A new musical about America’s first transgender mayor called Stu for Silverton recently hit the boards at Intiman Theatre Festival. The buzzworthy topic, youthful creative team and Pacific Northwest tie-in (Stu Rasmussen is the mayor of Silverton, Oregon) magnetized local media coverage and word of the production spread long before it was up and running.
After three preview performances, Stu For Silverton had its public opening on July 20, but City Arts didn’t publish a review, as we did for the Festival’s three other productions. Here’s why: Intiman asked us not to. Lest you think the company was pulling something shady or I’m kowtowing to the theatrical powers that be, there was a good reason for this request.
Intiman didn’t ask because they’re trying to cover up a stinker of a production. Rather, Stu kicks off a new Intiman initiative called “Start Up Stagings” that allows writers the rare chance to develop a new project while it’s in production. An unwarranted review can cut a new show off at the knees. Stu’s producers wanted a little breathing room and we gave it to them.
Information on the Start Up Stagings program is found on the Stu for Silverton page on the Intiman website: “Through a commission, workshop and full production, this program provides creators and audience with the chance to develop together a brand new piece of theatre for the national stage. The show will not traditionally ‘open’ and will be improving right through closing night. Your support, feedback, and investment are key to the future of this new American musical.”
The performance I saw on July 20 could be different from one that plays in August and even further removed from the musical’s final performance on September 15. It could also be much the same, of course, but Stu’s bookwriter Peter Duchan and composer Breedlove will be back in Seattle in August to keep working, and chances are good that change is coming. The show isn’t perfect. There’s work to be done.

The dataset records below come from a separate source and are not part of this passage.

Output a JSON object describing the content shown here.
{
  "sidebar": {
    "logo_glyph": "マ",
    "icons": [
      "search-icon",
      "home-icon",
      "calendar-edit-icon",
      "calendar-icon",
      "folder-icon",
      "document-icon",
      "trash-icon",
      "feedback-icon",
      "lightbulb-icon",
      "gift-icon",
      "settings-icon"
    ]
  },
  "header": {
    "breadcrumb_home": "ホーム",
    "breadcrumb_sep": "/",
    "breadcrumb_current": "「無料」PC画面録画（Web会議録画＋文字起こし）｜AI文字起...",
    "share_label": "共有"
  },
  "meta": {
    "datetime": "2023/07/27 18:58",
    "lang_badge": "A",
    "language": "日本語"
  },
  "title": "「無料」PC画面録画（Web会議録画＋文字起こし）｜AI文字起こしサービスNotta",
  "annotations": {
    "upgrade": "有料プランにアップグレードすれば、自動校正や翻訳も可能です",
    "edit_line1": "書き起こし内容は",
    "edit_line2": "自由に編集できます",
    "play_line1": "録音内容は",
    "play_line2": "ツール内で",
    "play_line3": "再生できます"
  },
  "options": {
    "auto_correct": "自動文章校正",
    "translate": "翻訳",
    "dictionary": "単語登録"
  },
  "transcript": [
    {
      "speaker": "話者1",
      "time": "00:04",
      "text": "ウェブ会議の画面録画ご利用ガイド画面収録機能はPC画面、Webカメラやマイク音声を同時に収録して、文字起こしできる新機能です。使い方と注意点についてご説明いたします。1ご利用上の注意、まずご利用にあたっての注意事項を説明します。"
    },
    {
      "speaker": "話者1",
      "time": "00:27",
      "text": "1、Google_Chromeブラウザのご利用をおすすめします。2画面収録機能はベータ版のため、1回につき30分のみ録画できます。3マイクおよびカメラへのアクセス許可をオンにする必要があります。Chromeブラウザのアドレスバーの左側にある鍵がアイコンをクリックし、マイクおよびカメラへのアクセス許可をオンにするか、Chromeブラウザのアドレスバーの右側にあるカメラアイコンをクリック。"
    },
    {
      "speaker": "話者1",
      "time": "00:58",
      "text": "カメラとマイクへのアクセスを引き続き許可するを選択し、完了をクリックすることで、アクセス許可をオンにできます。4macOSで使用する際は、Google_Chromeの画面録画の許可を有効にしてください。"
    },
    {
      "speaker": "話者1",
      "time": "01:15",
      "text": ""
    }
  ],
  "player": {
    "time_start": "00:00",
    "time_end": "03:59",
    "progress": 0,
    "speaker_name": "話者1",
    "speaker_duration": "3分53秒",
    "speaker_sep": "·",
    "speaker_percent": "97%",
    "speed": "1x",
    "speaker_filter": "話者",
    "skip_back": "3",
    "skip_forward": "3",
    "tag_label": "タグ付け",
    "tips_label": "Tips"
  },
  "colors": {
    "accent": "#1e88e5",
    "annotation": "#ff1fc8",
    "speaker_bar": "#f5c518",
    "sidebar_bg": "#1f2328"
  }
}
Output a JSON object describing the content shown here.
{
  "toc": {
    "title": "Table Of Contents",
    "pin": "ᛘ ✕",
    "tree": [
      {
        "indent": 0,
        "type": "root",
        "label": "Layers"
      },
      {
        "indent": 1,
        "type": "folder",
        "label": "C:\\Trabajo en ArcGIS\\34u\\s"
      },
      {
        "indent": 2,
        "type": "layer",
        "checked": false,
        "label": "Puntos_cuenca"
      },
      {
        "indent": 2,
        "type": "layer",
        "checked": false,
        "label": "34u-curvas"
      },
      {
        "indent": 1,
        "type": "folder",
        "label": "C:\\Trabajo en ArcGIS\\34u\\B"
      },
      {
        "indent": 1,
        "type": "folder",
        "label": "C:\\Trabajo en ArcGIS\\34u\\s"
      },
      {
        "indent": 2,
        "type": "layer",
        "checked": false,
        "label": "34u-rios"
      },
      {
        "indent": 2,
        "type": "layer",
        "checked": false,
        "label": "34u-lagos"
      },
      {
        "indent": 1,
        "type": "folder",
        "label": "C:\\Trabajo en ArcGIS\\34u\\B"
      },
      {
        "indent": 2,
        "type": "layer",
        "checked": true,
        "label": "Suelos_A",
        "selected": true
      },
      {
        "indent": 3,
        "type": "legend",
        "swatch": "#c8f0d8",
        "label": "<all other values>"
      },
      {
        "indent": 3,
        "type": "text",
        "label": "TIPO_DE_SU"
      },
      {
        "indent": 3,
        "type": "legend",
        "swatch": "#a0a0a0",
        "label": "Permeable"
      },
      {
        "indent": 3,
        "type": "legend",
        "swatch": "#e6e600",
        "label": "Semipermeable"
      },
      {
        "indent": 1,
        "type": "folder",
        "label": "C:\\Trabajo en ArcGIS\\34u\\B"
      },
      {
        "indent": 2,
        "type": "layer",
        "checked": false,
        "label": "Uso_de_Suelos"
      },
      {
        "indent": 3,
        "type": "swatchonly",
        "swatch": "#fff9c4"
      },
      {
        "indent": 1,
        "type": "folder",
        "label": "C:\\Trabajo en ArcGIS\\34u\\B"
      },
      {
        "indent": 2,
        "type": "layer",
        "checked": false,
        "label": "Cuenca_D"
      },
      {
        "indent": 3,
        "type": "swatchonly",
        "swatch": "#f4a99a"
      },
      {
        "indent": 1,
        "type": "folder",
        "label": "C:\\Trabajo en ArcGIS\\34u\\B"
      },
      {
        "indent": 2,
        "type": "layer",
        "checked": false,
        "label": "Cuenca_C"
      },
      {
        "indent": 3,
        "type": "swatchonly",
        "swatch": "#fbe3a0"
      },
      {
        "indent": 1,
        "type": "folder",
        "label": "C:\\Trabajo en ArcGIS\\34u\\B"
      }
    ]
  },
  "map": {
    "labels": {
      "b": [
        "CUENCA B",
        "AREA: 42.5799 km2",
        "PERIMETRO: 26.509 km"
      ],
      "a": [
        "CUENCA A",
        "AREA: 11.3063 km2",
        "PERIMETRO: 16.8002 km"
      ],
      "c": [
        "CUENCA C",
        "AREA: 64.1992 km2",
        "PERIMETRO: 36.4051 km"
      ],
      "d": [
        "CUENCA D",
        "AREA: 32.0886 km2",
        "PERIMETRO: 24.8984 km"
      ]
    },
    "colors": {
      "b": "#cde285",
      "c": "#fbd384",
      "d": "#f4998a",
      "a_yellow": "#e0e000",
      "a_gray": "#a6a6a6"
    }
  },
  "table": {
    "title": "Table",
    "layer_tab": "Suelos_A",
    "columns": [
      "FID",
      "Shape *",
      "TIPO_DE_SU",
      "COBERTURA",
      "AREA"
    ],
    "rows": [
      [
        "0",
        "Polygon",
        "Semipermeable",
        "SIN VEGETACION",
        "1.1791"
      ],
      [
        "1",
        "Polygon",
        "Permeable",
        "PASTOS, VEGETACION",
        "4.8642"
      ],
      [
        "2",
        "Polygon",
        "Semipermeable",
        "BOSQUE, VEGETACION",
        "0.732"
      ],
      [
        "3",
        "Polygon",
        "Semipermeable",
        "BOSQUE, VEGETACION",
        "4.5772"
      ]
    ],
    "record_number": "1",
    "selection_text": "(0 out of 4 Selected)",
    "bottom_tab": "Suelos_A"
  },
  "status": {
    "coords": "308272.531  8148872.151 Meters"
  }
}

That’s the point.
Traditionally, opening night is when a show is “frozen.” At that point, changes are no longer made, and often the director flies off into the night, never (or rarely) to be heard from again. That is why reviews are posted after opening—because the show described in the review is the show a ticket buyer should expect to see. When that’s not the case, picking apart a musical number or critiquing a scene is misleading, as they could be on the cutting room floor soon enough.
Forbidding critics from discussing something makes us salivate to do exactly that. But this Stu situation is hardly akin to Broadway’s great Spider-Man: Turn off the Dark debacle of 2010/2011, in which some of New York’s major theatre critics broke a review embargo set by the show’s producers. In that case, the show had already been up and running for two and half months and premium tickets cost hundreds of dollars. Spider-Man didn’t work technically or artistically, and its producers were simply trying to stem the tide of endless negative publicity as they frantically got their shit together. They were covering up a mess, which is very different than providing artists with a safe, creative workspace.
Intiman is charging for tickets to Stu, but their website and Facebook page make it clear that the show is still under construction, so that audiences know what to expect. Artistic director Andrew Russell isn’t twirling his mustache as uninformed arts lovers march toward his nonprofit box office and toss in their hard-earned cash.
Intiman is doing more than opening a new musical. It’s doing something positive for the regional arts community by increasing Seattle’s position as an incubator for talent, both foreign and domestic. A developmental production is not the same thing as an out-of-town tryout, which is a production designed specifically to give producers a chance to see a fully-formed play or musical up on stage before trying to move it to Broadway. Giving developmental productions like Stu room to grow doesn’t make Seattle the Cayman Islands of the American theatre world, where a new show can open with impunity. It makes us a fertile breeding ground for new, exciting work.
It’s rare for theatre creators to see a full production of their work while it’s being created. That’s an invaluable opportunity, because nothing is the same on the page as it is on the stage. Having the chance to hear words read and songs sung and jokes land (or not) with an audience gives them a major leg-up over things like staged readings and workshops. Writers and composers don’t have to take the safe route, guaranteed to please. They can risk failing, and failing big, in the service of creating something spectacular.
Writing a review of a work in progress places regional theatre critics squarely in the business of consumer reports. Thumbs up, thumbs down, move on. Criticism should be more than that. It should start a conversation. It should create context. It should respect the arts community it supports.
It’s fair to review a production because arts lovers deserve to know what they’re spending money on. But in this case, patrons are also spending their money on growing Seattle’s theatre community, and more than enough information on Stu is available for them to make an informed decision. It’s a decision we should trust them to make.